Cherry trees are a beautiful display of the onset of springtime.
They are native to Japan as well as China and Korea, but the striking trees can be found across the globe.
Plantings of cherry trees were initiated in 1912 as a symbol of enduring friendship to the U.S. from Japan. The line of original seeds that were sown during this time still continues to bloom today. The National Cherry Blossom Festival is an ongoing celebration of this gift.
For more on the history of cherry trees in the U.S., see the National Park Service.
The blossoming plant, or sakura, is a grand display of one of nature’s many colorful, seasonal presentations. Bored Panda has compiled some of this year’s bloom sightings in an array of colorful photographs.

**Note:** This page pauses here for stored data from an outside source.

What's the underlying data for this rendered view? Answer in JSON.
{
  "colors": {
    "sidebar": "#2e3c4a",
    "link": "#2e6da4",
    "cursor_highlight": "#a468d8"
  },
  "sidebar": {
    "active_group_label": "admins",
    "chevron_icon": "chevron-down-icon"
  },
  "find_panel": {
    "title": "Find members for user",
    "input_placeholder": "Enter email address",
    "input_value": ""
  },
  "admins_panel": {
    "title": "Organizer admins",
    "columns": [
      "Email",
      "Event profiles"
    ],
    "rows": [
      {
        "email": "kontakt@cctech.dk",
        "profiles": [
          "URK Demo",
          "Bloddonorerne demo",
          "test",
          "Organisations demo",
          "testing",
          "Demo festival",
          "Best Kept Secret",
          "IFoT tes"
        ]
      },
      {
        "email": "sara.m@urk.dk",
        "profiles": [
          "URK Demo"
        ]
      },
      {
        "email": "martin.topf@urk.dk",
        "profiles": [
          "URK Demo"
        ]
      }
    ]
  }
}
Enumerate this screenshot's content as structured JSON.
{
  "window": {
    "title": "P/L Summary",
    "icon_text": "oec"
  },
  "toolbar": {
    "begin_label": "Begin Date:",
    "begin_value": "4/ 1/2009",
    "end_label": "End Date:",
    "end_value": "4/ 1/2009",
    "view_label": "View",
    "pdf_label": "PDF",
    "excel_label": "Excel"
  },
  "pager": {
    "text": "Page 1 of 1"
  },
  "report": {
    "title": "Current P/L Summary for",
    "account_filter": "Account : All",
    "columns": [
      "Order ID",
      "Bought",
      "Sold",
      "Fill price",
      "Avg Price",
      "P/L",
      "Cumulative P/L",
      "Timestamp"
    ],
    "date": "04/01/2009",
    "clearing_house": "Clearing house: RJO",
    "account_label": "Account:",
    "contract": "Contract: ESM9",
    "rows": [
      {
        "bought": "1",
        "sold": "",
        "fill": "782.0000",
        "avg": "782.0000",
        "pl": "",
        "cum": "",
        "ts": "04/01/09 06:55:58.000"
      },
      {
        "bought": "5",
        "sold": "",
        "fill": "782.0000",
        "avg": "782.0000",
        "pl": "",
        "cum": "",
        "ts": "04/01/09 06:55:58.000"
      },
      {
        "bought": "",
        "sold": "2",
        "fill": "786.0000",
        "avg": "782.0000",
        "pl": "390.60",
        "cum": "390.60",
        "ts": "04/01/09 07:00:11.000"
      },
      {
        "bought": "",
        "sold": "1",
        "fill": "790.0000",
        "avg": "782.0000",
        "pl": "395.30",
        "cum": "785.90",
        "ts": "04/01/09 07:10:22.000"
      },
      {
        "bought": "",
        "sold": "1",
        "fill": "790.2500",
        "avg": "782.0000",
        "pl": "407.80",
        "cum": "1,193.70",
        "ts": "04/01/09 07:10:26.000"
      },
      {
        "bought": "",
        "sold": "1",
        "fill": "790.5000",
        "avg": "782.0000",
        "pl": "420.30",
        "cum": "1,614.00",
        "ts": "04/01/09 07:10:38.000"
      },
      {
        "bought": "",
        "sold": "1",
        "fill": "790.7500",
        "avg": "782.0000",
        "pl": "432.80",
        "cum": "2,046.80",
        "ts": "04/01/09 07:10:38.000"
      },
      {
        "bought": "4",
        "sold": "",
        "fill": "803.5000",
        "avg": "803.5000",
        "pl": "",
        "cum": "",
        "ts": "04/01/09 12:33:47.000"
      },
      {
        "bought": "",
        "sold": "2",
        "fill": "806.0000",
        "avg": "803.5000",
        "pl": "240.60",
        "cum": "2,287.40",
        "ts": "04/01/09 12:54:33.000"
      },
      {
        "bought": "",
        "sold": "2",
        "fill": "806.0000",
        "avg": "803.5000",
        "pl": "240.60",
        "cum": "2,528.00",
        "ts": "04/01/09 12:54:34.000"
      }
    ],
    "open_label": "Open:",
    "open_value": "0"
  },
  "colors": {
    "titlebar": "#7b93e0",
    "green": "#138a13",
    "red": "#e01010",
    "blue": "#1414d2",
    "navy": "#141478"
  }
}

The story of the cherry tree blossoms are a great way to teach children about other cultures, friendships and peacemaking actions.
Below are a few fun projects and crafts that are formed around the magnificent trees.
Recycled plastic bottles provide the perfect stamp for blossoms. When dipped in pink paint, the base makes great petals. This idea works with plastic water bottles and large and small soda bottles.
This craft is simple and requires few supplies, but it produces a beautiful work of art. Have children paint their trees on a canvas or poster board and use if for bringing a little springtime indoors. No bottles on hand? Fingerprinting works great for this craft, too.
Another idea for a homegrown cherry blossom tree is to use pink tissue paper and form them as the blossoms. Place them on fallen branches and use as a long lasting floral display.
Offering their gorgeous pink hued flowers every year, cherry trees are a definite sign of a much welcomed spring.